How to find the key of the largest element in a hash table

Hi, this may seem trivial, but after searching for an hour, I realized that few people asked this question before (at least in OCaml). Please correct me if I am doing it in a wrong way.

I am using Hashtbl from Core to build hash table now. Let’s say I have a hash table where key is the student name and value is his/her test score. How can I get the student name with highest score?

Some starter code may look like

let table = Hashtbl.create (module String);
Hashtbl.set table ~key:"Tom" ~data:90;
Hashtbl.set table ~key:"Jerry" ~data:97;
Hashtbl.set table ~key:"Bob" ~data:88;

We have to traverse the whole hash table to find the highest score, so I tried to use Hashtbl.fold. However I cannot figure out whether student name or score should be the accumulator in this case. Or is there any other approach to find the key of largest element?

Cheers!

You’re going to need to keep both the highest score (to compare to the previous highest as you go) and the student name as you fold. You keep them in a pair (max_score, max_name).

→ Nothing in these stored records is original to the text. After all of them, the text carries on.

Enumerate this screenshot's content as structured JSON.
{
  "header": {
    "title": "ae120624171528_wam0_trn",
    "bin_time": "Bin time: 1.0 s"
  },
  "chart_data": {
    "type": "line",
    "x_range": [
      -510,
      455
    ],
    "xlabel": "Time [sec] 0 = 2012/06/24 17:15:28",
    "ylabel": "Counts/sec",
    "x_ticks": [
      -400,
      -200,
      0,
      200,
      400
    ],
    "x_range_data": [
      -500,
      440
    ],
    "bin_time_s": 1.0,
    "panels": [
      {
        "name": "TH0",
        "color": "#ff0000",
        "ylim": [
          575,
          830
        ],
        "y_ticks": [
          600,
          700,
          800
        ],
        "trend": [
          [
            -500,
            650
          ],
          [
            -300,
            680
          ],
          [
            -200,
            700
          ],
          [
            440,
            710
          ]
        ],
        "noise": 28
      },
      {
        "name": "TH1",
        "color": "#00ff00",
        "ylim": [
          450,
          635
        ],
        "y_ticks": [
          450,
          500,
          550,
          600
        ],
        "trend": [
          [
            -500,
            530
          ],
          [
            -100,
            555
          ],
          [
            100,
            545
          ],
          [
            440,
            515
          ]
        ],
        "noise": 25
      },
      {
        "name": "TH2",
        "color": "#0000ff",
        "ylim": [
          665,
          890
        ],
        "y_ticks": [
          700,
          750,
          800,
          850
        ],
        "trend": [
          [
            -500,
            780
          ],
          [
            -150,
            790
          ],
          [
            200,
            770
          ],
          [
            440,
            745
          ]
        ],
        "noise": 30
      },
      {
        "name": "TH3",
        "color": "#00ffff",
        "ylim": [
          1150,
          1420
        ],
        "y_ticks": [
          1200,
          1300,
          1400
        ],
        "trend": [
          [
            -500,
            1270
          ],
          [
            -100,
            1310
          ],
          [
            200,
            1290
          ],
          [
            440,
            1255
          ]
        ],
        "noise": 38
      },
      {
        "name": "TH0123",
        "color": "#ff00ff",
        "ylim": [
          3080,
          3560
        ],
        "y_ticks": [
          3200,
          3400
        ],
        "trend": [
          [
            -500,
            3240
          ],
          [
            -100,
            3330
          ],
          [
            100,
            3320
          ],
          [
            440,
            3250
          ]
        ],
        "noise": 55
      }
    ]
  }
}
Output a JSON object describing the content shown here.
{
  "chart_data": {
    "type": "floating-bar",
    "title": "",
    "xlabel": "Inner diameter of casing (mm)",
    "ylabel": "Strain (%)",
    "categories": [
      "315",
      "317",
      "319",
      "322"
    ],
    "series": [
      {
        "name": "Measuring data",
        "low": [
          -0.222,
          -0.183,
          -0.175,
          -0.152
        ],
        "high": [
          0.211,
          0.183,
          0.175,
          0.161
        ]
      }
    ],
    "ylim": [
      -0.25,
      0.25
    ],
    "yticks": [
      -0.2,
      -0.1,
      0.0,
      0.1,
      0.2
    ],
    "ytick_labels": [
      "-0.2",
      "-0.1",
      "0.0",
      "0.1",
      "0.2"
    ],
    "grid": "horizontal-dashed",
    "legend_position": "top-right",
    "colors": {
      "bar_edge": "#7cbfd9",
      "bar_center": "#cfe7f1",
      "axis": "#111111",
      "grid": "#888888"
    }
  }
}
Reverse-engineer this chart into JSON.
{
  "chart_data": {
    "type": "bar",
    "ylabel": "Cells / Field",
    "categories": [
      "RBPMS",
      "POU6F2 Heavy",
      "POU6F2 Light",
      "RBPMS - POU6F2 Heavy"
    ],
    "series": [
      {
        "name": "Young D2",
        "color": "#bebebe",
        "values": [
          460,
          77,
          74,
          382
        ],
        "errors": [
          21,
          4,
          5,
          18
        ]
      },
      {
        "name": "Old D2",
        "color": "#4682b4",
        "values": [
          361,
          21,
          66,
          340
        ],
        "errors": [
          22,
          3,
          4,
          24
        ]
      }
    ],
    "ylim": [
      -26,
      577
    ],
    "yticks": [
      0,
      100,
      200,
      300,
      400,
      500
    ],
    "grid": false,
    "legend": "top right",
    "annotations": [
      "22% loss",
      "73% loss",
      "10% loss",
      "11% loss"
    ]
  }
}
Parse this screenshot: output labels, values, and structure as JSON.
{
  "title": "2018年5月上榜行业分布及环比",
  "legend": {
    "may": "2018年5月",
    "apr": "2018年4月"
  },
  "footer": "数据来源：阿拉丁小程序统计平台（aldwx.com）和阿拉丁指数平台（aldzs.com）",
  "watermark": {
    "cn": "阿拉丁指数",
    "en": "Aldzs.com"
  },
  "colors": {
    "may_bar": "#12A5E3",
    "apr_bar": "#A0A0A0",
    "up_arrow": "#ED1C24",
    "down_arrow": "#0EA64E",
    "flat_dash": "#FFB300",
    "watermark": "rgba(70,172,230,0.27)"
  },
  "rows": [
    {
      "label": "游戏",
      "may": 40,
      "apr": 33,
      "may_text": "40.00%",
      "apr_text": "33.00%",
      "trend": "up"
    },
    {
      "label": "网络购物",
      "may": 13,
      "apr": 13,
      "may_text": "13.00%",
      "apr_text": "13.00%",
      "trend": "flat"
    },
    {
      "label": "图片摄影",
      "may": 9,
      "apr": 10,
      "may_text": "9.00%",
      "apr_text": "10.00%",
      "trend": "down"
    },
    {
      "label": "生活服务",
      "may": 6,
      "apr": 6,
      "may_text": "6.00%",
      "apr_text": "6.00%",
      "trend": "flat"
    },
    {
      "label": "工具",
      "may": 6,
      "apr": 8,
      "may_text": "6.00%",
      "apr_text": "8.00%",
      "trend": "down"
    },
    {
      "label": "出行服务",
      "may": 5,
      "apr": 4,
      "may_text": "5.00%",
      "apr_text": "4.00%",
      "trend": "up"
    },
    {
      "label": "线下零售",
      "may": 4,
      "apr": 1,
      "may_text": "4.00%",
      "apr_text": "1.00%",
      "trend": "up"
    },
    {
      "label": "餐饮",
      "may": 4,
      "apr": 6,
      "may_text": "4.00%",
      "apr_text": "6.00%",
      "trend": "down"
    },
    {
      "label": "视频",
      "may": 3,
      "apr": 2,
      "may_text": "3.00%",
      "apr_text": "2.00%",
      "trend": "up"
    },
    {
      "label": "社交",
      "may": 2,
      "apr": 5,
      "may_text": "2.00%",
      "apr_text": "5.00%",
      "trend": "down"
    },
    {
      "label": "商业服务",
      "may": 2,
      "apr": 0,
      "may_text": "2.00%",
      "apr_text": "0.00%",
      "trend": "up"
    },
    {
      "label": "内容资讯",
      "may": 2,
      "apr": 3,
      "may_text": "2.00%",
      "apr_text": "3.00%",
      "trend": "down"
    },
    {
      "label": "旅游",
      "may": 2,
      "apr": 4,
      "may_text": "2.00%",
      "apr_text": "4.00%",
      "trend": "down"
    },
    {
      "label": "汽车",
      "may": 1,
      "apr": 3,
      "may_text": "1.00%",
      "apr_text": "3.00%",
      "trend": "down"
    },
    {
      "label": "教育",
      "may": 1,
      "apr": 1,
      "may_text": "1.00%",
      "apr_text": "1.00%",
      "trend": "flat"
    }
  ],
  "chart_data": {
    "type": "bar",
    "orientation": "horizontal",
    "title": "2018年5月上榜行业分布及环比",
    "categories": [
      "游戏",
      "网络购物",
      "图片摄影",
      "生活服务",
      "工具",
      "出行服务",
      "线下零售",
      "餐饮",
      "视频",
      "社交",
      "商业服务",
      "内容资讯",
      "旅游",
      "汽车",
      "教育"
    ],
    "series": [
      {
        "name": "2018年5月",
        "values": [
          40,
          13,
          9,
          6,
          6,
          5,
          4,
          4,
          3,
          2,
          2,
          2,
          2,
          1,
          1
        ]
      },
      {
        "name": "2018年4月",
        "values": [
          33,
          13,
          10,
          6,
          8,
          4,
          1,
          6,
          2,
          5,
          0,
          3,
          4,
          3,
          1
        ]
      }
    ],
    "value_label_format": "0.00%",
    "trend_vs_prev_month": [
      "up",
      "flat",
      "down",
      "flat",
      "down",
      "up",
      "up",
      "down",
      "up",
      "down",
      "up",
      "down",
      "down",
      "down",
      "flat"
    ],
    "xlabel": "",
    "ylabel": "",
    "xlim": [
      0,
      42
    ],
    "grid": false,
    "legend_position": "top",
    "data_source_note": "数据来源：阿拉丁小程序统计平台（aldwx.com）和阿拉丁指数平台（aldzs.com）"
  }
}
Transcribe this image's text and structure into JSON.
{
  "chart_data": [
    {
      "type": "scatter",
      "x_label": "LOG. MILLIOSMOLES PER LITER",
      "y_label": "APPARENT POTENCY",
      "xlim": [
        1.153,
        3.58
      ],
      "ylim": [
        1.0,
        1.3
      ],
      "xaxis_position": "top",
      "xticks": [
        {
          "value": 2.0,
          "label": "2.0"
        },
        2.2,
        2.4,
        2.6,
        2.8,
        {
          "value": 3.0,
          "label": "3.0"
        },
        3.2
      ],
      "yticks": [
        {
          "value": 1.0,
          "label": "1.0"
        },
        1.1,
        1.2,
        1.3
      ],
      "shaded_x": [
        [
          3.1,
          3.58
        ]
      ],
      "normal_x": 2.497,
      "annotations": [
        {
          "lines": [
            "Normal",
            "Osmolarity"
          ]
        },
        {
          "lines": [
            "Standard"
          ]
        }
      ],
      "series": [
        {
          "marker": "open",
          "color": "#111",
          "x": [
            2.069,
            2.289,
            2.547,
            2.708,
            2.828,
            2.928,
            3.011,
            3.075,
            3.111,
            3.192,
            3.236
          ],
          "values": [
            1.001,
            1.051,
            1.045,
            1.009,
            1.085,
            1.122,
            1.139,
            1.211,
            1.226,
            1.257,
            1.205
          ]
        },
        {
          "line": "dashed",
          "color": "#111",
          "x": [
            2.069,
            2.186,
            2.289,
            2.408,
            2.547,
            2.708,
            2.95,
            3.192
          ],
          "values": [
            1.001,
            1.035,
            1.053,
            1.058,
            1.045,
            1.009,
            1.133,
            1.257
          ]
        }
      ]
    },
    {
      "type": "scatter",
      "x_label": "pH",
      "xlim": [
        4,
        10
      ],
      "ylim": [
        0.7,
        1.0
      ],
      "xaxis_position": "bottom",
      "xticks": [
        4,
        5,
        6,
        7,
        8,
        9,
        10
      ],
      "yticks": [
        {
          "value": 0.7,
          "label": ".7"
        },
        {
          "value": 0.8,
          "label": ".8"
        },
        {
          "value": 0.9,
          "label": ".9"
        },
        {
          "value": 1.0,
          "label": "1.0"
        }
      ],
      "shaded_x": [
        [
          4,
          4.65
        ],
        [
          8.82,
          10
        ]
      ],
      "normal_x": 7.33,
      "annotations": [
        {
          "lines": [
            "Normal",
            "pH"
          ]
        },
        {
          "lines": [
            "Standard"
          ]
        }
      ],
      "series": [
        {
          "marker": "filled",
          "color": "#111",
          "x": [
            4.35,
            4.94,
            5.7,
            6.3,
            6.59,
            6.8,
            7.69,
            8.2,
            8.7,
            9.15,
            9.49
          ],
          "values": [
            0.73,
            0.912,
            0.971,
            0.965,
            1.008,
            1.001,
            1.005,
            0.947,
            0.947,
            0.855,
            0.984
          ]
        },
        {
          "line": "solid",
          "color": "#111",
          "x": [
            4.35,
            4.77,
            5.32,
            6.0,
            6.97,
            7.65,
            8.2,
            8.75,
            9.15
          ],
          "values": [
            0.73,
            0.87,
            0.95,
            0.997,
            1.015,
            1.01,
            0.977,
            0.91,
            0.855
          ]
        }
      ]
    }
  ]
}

Alternatively, because hashtables are so fast, you could keep only the max_name and every time you compare to the next score you find, access the max_score that corresponds to max_name using the hashtable.

I happen to think the first option is more elegant, but it’s up to you.

1 Like

Possible implementation below (returns None if the table is empty):

let find_max (tbl : (string, int) Hashtbl.t) : (string * int) option =
  Hashtbl.fold tbl ~init:None ~f:(fun ~key:name ~data:score accu ->
      match accu with
      | None -> Some (name, score)
      | Some (name', score') ->
        if score > score' then Some (name, score) else accu
    )

Cheers,
Nicolas

3 Likes

That’s great, but the lambda function seems only accept one value as accumulator. The signature for Hashtbl.fold is below

('a, 'b) Hashtbl_intf.Hashtbl.t ->
init:'c -> f:(key:'a -> data:'b -> 'c -> 'c) -> 'c

Or maybe I can create a type like (max_name, max_score) as 'c in this case?

2 Likes

This makes sense to me! Cheers!

For the record, (max_score, max_name) is a tuple and as such a single value. The code from @nojb even uses a tuple option to signal that in the beginning there is no student with a highest score (and if the Hashtbl is empty, there might not be one at all).

1 Like